# Pro Team Podium Caps?



## mseanschmidt (Jul 16, 2006)

This may be a stupid question but I would love to purchase some of the podium/baseball hats from some of my favorite pro teams but can't find them anywhere. Obviously I've seen the riders wearing them and people affiliated with the team. I guess they just don't make them available to the general public? Note: I've obviously found the highly marketed Discovery & CSC podium caps but I'm not interested in those.

Any insight?


----------



## bas (Jul 30, 2004)

mseanschmidt said:


> This may be a stupid question but I would love to purchase some of the podium/baseball hats from some of my favorite pro teams but can't find them anywhere. Obviously I've seen the riders wearing them and people affiliated with the team. I guess they just don't make them available to the general public? Note: I've obviously found the highly marketed Discovery & CSC podium caps but I'm not interested in those.
> 
> Any insight?


Maybe you are trying to hard?

Is this what your talking about?










Performance has a bunch..usually discounted at end of year for 1/2 price.. sometimes on sale too I think during the year.
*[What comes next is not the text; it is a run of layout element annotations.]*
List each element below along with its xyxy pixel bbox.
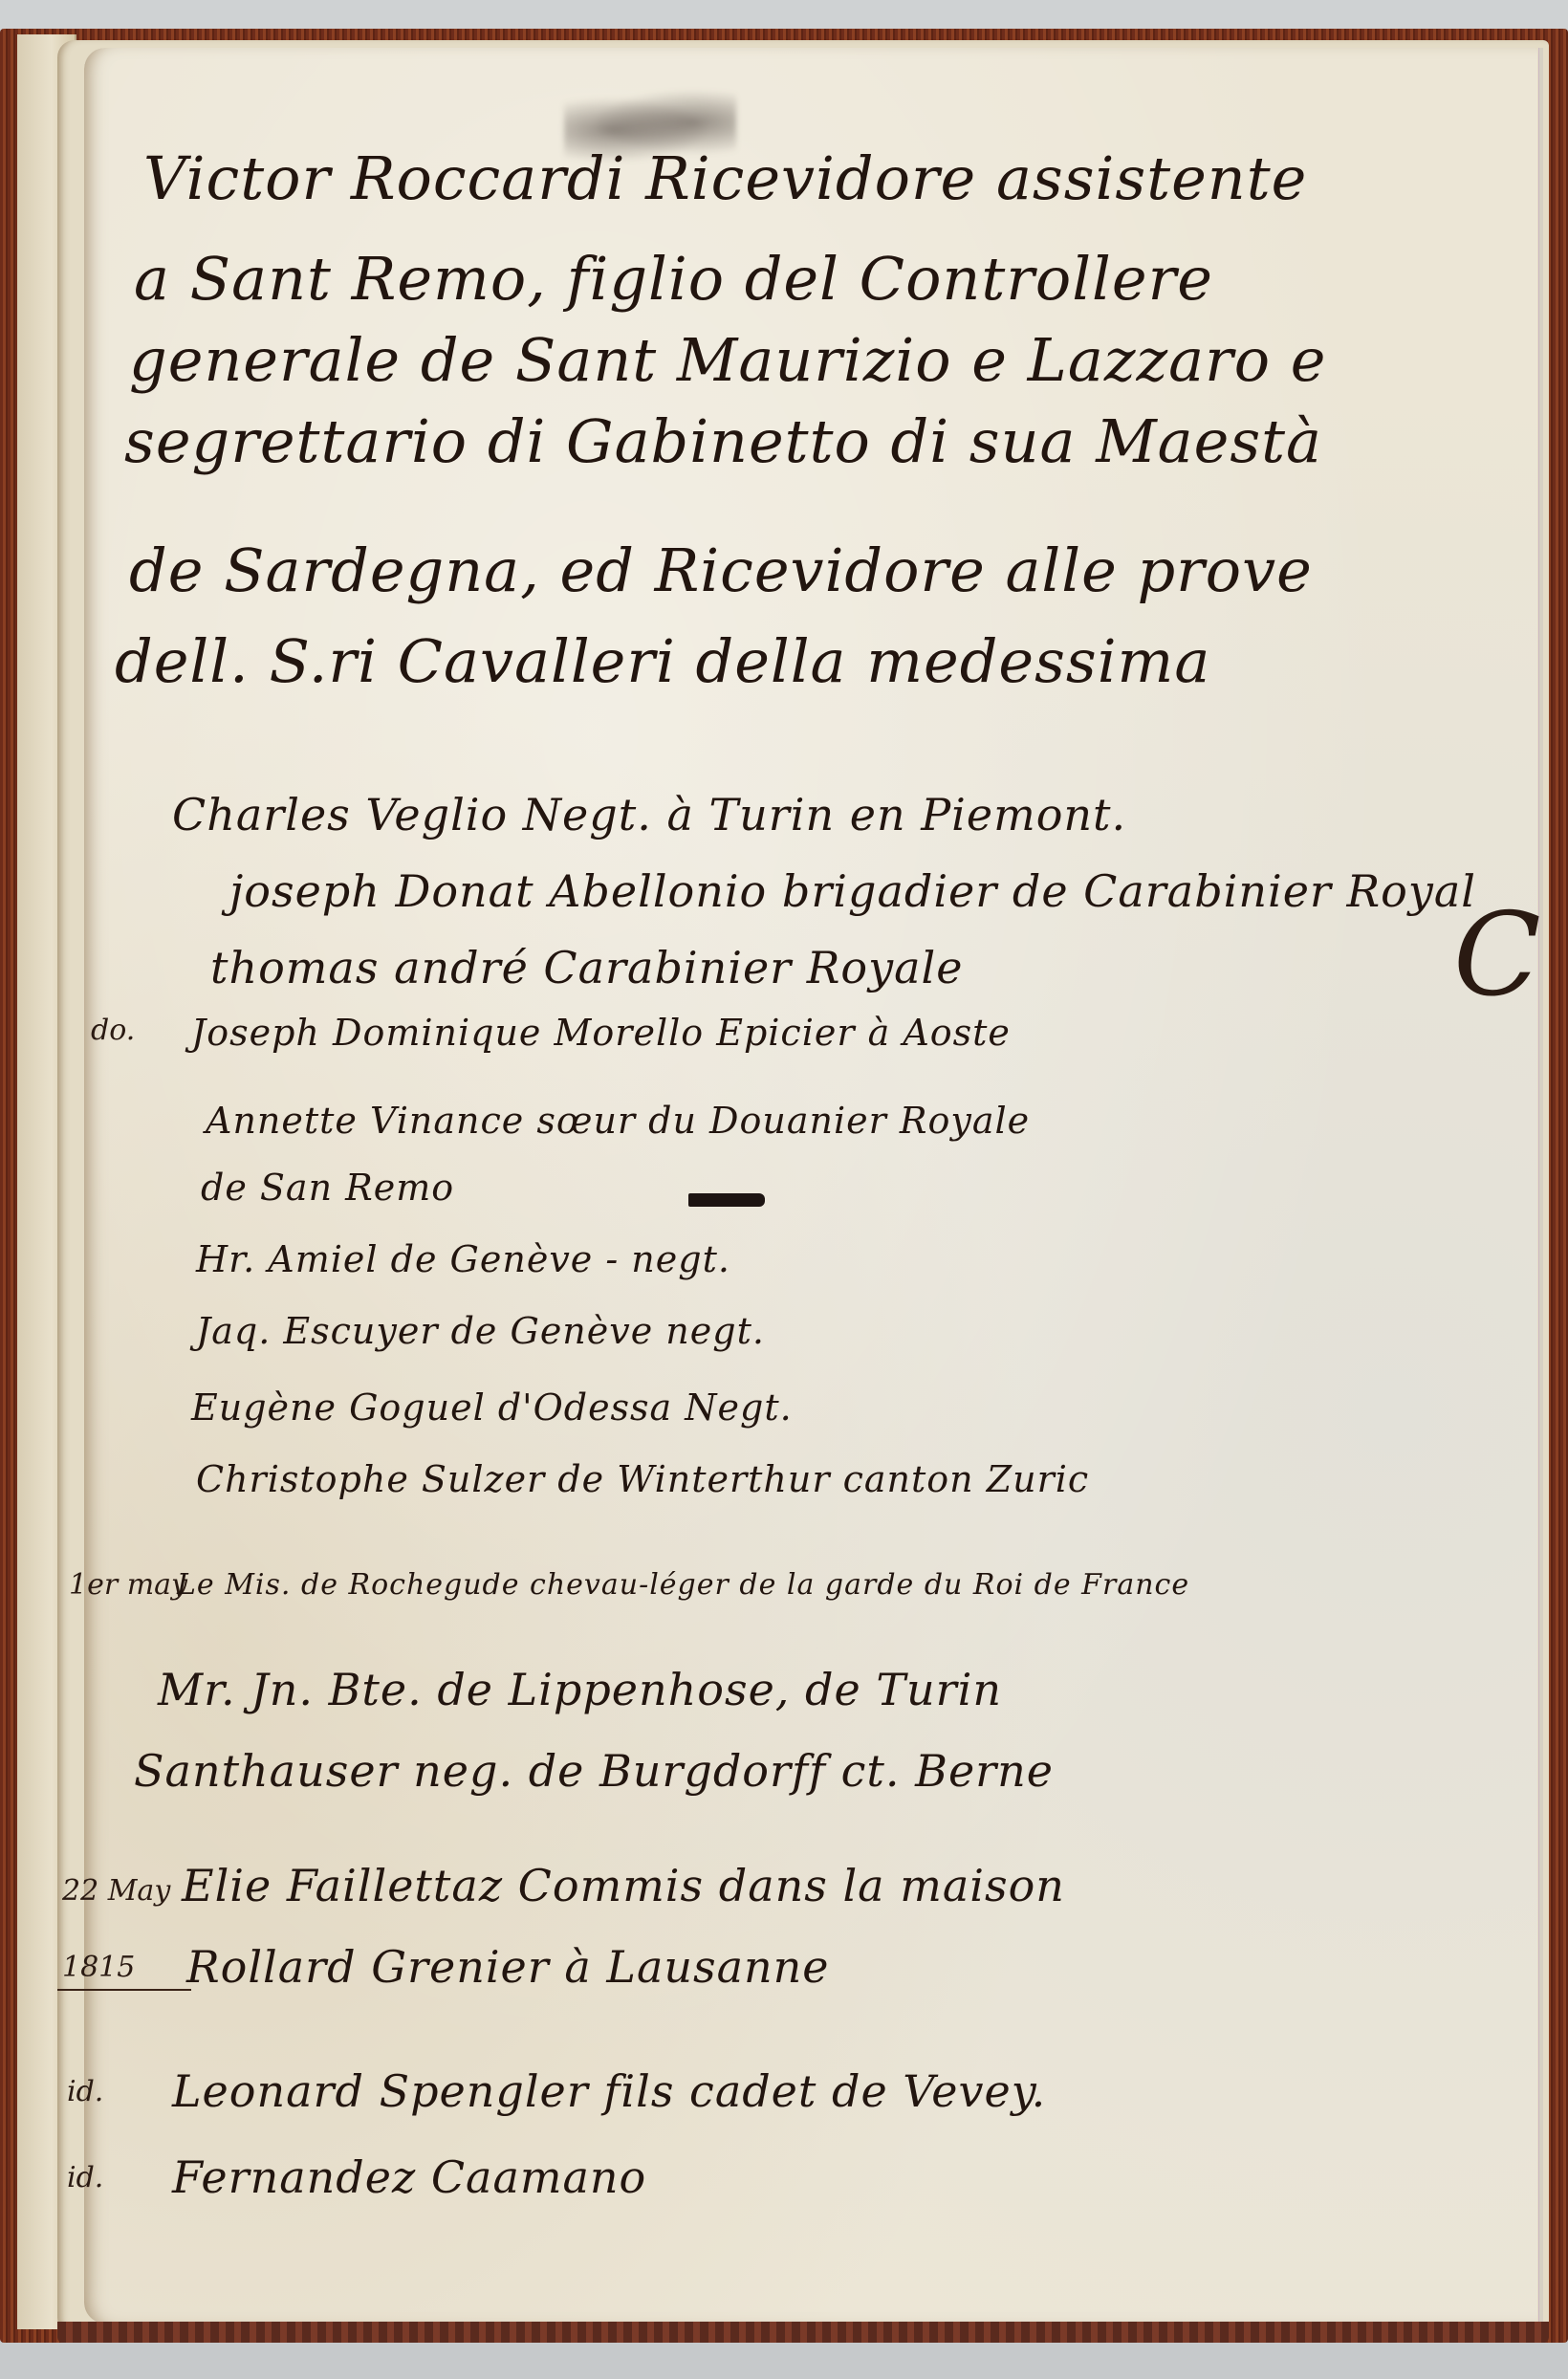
entry-line: dell. S.ri Cavalleri della medessima [115, 626, 1210, 696]
entry-line: de Sardegna, ed Ricevidore alle prove [129, 535, 1313, 605]
entry-line: Charles Veglio Negt. à Turin en Piemont. [172, 789, 1126, 840]
entry-line: Leonard Spengler fils cadet de Vevey. [172, 2065, 1046, 2117]
entry-line: Joseph Dominique Morello Epicier à Aoste [191, 1012, 1011, 1054]
margin-date-year: 1815 [62, 1951, 135, 1984]
entry-line: Rollard Grenier à Lausanne [186, 1941, 830, 1993]
entry-line: Fernandez Caamano [172, 2151, 646, 2203]
entry-line: Christophe Sulzer de Winterthur canton Z… [196, 1458, 1089, 1500]
entry-line: generale de Sant Maurizio e Lazzaro e [129, 325, 1326, 395]
entry-line: Mr. Jn. Bte. de Lippenhose, de Turin [158, 1664, 1002, 1715]
margin-ditto-mark: do. [91, 1014, 135, 1047]
ditto-mark: id. [67, 2161, 103, 2194]
entry-line: Hr. Amiel de Genève - negt. [196, 1238, 730, 1280]
ditto-mark: id. [67, 2075, 103, 2108]
entry-line: Eugène Goguel d'Odessa Negt. [191, 1386, 793, 1429]
bracket-mark: C [1453, 889, 1541, 1022]
entry-line: de San Remo [201, 1167, 454, 1209]
margin-date-day: 22 May [62, 1874, 170, 1908]
entry-line: thomas andré Carabinier Royale [210, 942, 963, 993]
entry-line: Elie Faillettaz Commis dans la maison [182, 1860, 1065, 1911]
entry-line: Annette Vinance sœur du Douanier Royale [206, 1100, 1030, 1142]
ink-bar [688, 1193, 765, 1207]
page-right-fold [1538, 48, 1543, 2324]
date-underline [57, 1989, 191, 1991]
entry-line: Santhauser neg. de Burgdorff ct. Berne [134, 1745, 1054, 1797]
entry-line: Le Mis. de Rochegude chevau-léger de la … [177, 1568, 1189, 1602]
margin-date: 1er may [69, 1568, 187, 1602]
book-bottom-edge [57, 2322, 1549, 2343]
entry-line: joseph Donat Abellonio brigadier de Cara… [229, 865, 1476, 917]
entry-line: segrettario di Gabinetto di sua Maestà [124, 406, 1322, 476]
entry-line: a Sant Remo, figlio del Controllere [134, 244, 1213, 314]
entry-line: Jaq. Escuyer de Genève negt. [196, 1310, 765, 1352]
entry-line: Victor Roccardi Ricevidore assistente [143, 143, 1307, 213]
https://www.performancebike.com/shop/sub_cat.cfm?subcategory_id=1340


----------



## mseanschmidt (Jul 16, 2006)

No.... I know I can get ANY team hat in a CYCLING style cap. I'm looking for a baseball type hat like this but in teams other than Discovery or CSC:


----------



## Mootsie (Feb 4, 2004)

There are a few sources, but it depends on which team you are looking for. 
Some of the teams sell them on their team site, some sell them on a sponsors site, some sell it through their kit supplier's site and others resell them through the traditional online sources. 
What team(s) are you looking for?


----------



## Kestreljr (Jan 10, 2007)

mseanschmidt said:


> No.... I know I can get ANY team hat in a CYCLING style cap. I'm looking for a baseball type hat like this but in teams other than Discovery or CSC:


try: http://www.worldcycling.com 

The site is a little hard to manage, but if you dig around long enough I find they have the most casual gear/team logo stuff. 

It has been a while since I have looked around, so I am not sure what their current stock looks like though.


----------